Monday, October 24, 2005

Cendant: Object Lessons In Scale and Creativity

I am truly amazed that Henry Silverman now proposes to spin off the parts of Cendant which he integrated several years ago, and remain the CEO of one of its parts as a reward for this failure.

Where is Carl Icahn when you need him? Too busy over at Blockbuster, I guess.

I recall Silverman articulating the wonderful opportunities for cross-selling among the various travel, subscription, buying club and other businesses he assembled through acquisitions and mergers. So much for that puffery.

Perhaps the object lessons to learn here involve leadership, creativity and scale.

First, it’s really difficult to lead a diverse group of businesses into some sort of group-think that spontaneously generates successful cross-selling the way a producer wants to market it. All too often, as with Time Warner and AOL, or diversified financial services, the cross-selling is in the mind of the producer, not the consumer.

Neither Sandy Weill at Citicorp, nor Henry Silverman at Cendant, could force consumers to behave in ways which provided the predicted integrated revenue and profit growth from their respective acquisition empires.

Second, creative marketing management doesn’t seem to lend itself to scale. Innovative product development and marketing positioning seem to be fleeting instances of genius. It’s not clear you can “best practice” it across a business, let alone across businesses. Empirical evidence on the lethargic total return behavior of most conglomerates seems to bear this out.

If anything, the recent decades of technological advances in computing and communications have lowered the effective size for successful creative management, not raised it.

Finally, this leads to scale. Grandiose visions of imagined consumer buying behaviors changed by conglomerating products and services usually fail to account for the sheer difficulty of managing scale.

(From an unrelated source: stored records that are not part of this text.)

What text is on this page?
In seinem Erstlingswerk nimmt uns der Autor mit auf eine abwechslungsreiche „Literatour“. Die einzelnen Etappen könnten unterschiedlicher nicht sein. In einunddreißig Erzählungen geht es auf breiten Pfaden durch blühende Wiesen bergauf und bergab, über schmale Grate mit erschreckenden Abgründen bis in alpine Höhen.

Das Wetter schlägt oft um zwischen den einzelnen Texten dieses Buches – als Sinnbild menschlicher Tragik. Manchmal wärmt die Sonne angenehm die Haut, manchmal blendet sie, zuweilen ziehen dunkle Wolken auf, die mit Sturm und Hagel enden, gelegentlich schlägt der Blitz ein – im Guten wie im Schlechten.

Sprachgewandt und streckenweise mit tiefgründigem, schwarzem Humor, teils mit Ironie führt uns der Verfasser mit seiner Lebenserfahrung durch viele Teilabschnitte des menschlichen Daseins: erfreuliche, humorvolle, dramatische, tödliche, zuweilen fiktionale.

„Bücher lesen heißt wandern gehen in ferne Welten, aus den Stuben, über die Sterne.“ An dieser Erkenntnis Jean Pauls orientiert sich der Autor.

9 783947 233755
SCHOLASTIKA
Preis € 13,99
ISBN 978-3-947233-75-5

One of the oft-missed effects of conglomeration is probably the loss of many of the most talented employees. From my own experiences at AT&T, then the largest private employer on the planet, Chase Manhattan Bank, and Andersen Consulting (NOT Arthur Andersen, thank you very much!), I can vouch for this. Large scale organizations inevitably have to be run by a middle class of talent at most, if not all levels. Innovation is hard to tolerate in a firm of large size. Management is typically routinized into a definable culture, so that the firm is more efficiently run.

When you put all these effects together, you get disasters like Cendant.

I’ll leave you with this little gem. Today, in an interview on CNBC, Silverman solemnly intoned something to the effect that his conglomeration was, ‘an artistic success, but a commercial failure.’ How nice of him to tell his shareholders now that all this time, he was dabbling in art, not commerce.

The Scramble to Cannibalize AOL

The recent interest by Google, Yahoo and Microsoft in Time Warner’s AOL unit seems to be confusing quite a few analysts and other observers. I do not agree that AOL is suddenly “valuable” again, as it was when it merged with Time Warner in the ‘90s.

Rather, these other companies see a possible opportunity to scavenge some of AOL’s parts on the way to changing the terms of competition in the larger arena in which AOL once played a dominant role. None of the three suitors would likely care about the dial-up access business, nor, for its own sake, the content portion of AOL. What they all want is AOL’s customer base to which to market their own collection of internet-oriented services.

Their very interests in the remains of AOL’s customer base signal that their strategies have devalued this older business model. AOL is a faded brand in a growth industry. Further, the industry has changed so much that companies with concepts still in their infancy in AOL’s heyday are now dominating it.

Google creates its value in other ways, and is perhaps looking to deny a piece of AOL to a competitor. The same is true of Yahoo. The combination of Yahoo’s and MSN’s messaging services further devalues AOL AIM system, because all of these are free.

The current competitive situation in this arena finds AOL still in possession of a customer base which sizable and somewhat unique. Before that is no longer true, these newer entrants, and one old one, Microsoft, are hoping to capitalize on the value of that base. The incidental businesses which originally attracted the customer base are probably not all that valuable to anyone now. If they were, AOL wouldn’t be in the trouble it’s in today.